It’s a sight many people in town don’t see, even though the cottage is the town’s official visitor center, because it is part of a chain of local historic sites that receives paltry traffic from townspeople.

For two years, area volunteers have been trying to change that.

About 20 volunteers have been manning four historical posts in Lake Luzerne as part of the town’s Summer History Ambassadors Program, which runs every Thursday through Sunday during July and August.

At least one ambassador, or docent, is stationed at each of the locations — the cottage, the Gaily Hill Schoolhouse, the Pulp Mill Museum and the Kinnear Museum of Local History — from 11 a.m. to 3 p.m. to tell the story of their assigned spot and, more broadly, of Lake Luzerne.

Sue Wilder, the volunteer coordinator, said these ambassadors are keeping local history alive.

Community confidence

The goal of the ambassador program, according to Carol Maher, the docent at the Kinnear Museum that day, is “to create a sense of confidence in the community that you can go into the museums.”

Maher, an Iowa transplant, traces her family lineage to the Lake Luzerne area and moved here several years ago. Being an ambassador, she said, has given her a sense of belonging.

Surrounded by paintings, trophy heads, ornate wood fixtures and stained-glass windows, Maher talked about the history of Lake Luzerne and of the Kinnear Museum’s namesake, the granddaughter of one of the Garnar brothers who brought industry to Lake Luzerne in the 19th century.

“You don’t want to wallow in the past, but I think you want to keep in touch with it so you don’t take things for granted,” she said.

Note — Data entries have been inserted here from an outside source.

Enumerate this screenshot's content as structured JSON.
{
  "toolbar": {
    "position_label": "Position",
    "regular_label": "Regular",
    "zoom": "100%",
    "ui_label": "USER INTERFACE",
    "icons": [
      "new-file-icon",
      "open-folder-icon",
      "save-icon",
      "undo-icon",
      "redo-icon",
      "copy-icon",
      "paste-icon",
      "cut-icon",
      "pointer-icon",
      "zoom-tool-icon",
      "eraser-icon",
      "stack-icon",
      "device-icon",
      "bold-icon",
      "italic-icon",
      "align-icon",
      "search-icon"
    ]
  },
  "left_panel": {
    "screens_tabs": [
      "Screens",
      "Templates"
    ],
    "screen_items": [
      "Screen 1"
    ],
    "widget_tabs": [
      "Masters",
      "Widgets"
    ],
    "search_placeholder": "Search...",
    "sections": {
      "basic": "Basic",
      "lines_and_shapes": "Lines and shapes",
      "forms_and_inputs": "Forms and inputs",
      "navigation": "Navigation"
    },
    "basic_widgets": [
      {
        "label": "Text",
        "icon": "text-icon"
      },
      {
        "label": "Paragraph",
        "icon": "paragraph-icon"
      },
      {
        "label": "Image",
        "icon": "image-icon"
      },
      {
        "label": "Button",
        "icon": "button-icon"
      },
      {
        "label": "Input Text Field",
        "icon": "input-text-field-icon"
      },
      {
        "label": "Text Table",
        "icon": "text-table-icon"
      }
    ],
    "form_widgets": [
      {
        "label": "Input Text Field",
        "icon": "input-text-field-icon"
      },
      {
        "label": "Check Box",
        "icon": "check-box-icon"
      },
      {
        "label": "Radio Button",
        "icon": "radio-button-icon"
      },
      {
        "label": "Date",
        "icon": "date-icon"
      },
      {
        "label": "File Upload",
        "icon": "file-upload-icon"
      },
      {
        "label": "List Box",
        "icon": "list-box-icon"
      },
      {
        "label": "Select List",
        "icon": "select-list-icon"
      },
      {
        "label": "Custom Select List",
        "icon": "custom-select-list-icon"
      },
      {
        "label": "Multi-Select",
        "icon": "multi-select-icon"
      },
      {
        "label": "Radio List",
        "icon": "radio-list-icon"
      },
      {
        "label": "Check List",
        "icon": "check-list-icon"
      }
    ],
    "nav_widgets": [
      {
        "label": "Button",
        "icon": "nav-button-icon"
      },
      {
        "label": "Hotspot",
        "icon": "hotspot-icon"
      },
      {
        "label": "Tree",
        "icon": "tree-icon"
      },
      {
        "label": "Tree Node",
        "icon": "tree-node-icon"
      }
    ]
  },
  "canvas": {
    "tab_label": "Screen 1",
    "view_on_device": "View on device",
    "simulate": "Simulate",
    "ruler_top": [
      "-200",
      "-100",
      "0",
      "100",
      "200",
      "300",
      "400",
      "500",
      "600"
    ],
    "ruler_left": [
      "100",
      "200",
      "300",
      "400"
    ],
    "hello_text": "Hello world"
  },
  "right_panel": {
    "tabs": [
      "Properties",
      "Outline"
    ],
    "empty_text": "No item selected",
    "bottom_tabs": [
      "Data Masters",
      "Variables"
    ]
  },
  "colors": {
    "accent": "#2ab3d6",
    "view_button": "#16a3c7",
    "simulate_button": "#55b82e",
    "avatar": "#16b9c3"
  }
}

She usually lets guests absorb information by themselves.

“The wonder of this place is it feels alive,” she said. “You can step into another place in time.”

That place in time included damp, drafty houses, laboring in the stench and heat of leather work and — more inconvenient than dangerous — having a kitchen where the sink was in the pantry, not out by the stove.

“People didn’t have the insulated comforts we have today,” Maher said.

She likened immersing yourself in local history to paddling a canoe — a reference point is often useful to keep you on track.

“So that we don’t go too badly off course,” she said.

Living history

Ambassador Ted Wilming of Hadley was sitting on a bench outside the Pulp Mill Museum on Thursday. The museum is tucked away in Mill Park, mostly hidden from the roadway by trees.

A small brown building with a sheet-metal roof, it’s a 1932 replica of the 1870 original, which housed the first wood pulp grinder in the country and kick-started the modern paper industry.

The building was sweltering on this warm day, a reminder of the intense conditions mill workers faced decades ago.

“It’s just stifling,” Wilming said as he headed back inside, pausing to lament the graffiti and vandalism dotting the building’s facade.

Inside rests a replica of the original wood pulp grinder, manufactured in Watertown, with signs explaining its parts and how they functioned.

“Wood was placed in these pockets and forced against turning stone by mechanical screw action,” one reads.

Split logs were brought to the mill by horse-drawn wagon and ground into pulp, which was mixed with water, pressed into bricks and shipped elsewhere to make paper.

The site could be called the birthplace of the region’s paper industry.

Before the ambassador program took shape, Wilming said, the building was rarely, if ever, open.

“This place just sat here,” he said.

And despite seeing some visitors these days, Wilming said many people in town still don’t know the place exists. He said he has asked town officials to trim the trees that shield the museum from view, but to no avail.

Anyway, he finds value in his amateur-historian role and in the historical sites in Lake Luzerne.

“This is real, living history,” he said.